Google updates search engine for fresher results
- 4 November 2011
- From the section Technology
Google has overhauled the way it serves up results in response to search queries.
The update is designed to work out whether a person wants up-to-date results or historical data.
The US firm estimated the alterations to its core algorithm would make a difference to about 35% of searches.
The changes try to make results more relevant and beef up features which Google believes set it apart from rivals.
By contrast, Microsoft's Bing search engine emphasises social search.
"Search results, like warm cookies right out of the oven or cool refreshing fruit on a hot summer's day, are best when they're fresh," wrote Google fellow Amit Singhal in a blogpost explaining the changes.

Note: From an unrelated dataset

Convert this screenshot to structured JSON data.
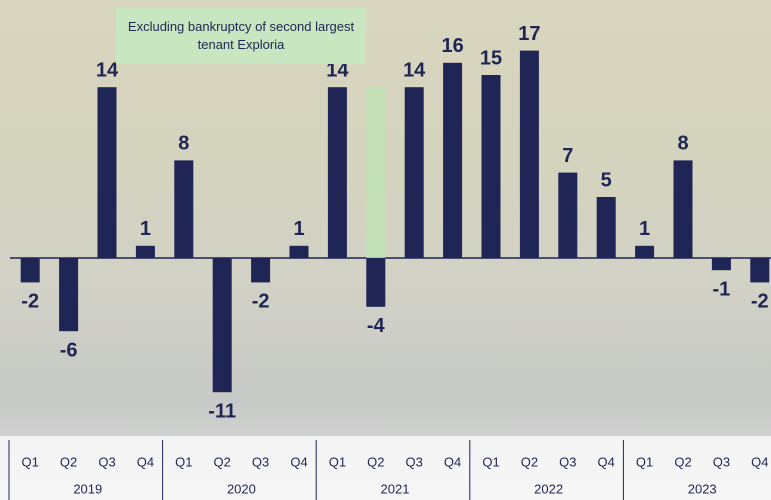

The under-the-hood changes sought to understand whether a searcher wants results "from the last week, day or even minute" said Mr Singhal.
The update is supposed to offer a better guess of how "fresh" the results should be.
For instance, said Mr Singhal, anyone searching for information about the "Occupy Oakland protests" would probably want up to the minute news.
These need to be distinguished from searches for regular events such as sports results or company reports.
Other types of searches could call on older results, he said. Those looking for a recipe to make tomato sauce for pasta quickly would be happy with a page that is a few months or years old.
The update to improve the "freshness" of results builds on the big update made to the underlying infrastructure of Google's core indexing system in August 2010 known as Caffeine. That change made it easier for Google to keep its index up to date and to add new sources of information.
Writing on the Search Engine Land news site, analyst Danny Sullivan described the changes as "huge". The last big update to the Google algorithm, known as Panda, affected only 12% of searches.
The update could have potential disadvantages, warned Mr Sullivan.
"Rewarding freshness potentially introduces huge decreases in relevancy, new avenues for spamming or getting "light" content in," said Mr Sullivan.